L'ail renferme divers « antibiotiques naturels », dont l'ajoène, des agents anticholestérolémiants [abaissant le taux de cholestérol], et de l'inuline, un prébiotique stimulant le développement des bactéries bénéfiques de la flore intestinale. Intéressant, non?

Les extraits d'ail sont utilisés en naturopathie dans le traitement du rhume: ils raccourciraient la durée et la sévérité des symptômes. On leur attribue aussi une efficacité modérée pour ce qui est de réduire le risque d'hypertension artérielle.

La consommation régulière d'une gousse d'ail (3 g) par jour réduirait de moitié le risque de divers cancers du système digestif: estomac, colon et rectum. On pense aussi que certains types de cancers de la tête, du cou, du poumon, du sein et de la prostate seraient aussi réduits par la consommation régulière d'ail.

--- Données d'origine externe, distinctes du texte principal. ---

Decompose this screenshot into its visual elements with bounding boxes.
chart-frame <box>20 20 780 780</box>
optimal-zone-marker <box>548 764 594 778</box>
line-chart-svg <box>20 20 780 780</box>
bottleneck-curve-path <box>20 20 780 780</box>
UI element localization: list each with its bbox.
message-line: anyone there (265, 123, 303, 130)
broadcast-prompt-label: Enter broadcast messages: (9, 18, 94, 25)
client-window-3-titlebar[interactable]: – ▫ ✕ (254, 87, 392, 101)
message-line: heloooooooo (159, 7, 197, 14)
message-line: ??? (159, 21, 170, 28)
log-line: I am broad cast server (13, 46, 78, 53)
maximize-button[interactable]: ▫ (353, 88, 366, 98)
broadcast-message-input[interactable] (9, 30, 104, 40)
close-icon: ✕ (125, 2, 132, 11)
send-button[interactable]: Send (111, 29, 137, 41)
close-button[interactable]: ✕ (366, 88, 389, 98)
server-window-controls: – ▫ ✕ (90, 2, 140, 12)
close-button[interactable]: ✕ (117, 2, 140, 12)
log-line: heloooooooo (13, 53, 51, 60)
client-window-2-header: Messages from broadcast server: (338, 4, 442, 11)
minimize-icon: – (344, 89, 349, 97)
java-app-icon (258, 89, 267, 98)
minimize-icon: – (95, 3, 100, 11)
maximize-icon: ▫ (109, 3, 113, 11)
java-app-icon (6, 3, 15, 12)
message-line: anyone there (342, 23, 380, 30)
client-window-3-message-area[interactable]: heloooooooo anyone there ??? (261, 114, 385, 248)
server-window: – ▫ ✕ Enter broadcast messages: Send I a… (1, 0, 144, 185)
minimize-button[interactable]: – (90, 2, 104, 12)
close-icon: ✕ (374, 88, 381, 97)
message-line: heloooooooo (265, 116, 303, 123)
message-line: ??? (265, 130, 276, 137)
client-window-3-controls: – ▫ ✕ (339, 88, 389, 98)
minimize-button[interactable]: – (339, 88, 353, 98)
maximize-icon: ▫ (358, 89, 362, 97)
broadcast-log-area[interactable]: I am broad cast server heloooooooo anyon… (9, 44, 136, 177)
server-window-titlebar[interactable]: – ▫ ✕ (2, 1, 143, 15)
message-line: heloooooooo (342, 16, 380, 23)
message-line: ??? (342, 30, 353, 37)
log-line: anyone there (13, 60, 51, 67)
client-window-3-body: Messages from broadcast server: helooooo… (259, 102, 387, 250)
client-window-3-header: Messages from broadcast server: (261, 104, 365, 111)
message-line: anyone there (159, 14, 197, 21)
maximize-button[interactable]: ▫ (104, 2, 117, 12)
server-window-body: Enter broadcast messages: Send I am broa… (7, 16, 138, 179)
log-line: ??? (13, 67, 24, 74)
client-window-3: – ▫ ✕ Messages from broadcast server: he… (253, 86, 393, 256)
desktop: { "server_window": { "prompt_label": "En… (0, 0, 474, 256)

Finalement, on lui attribue aussi des effets hypolipidémiants [abaissant le taux de gras dans le sang], anticoagulants, antihypertenseurs, chélateurs [se combinant à d'autres susbtances indésirables pour en faciliter l'élimination], antioxydants et immunostimulants.

Tout ça dans une petite gousse d'ail? Qu'importe la mauvaise haleine — réglée rapidement en mâchant un brin de persil à la fin du repas — et en avant pour la santé!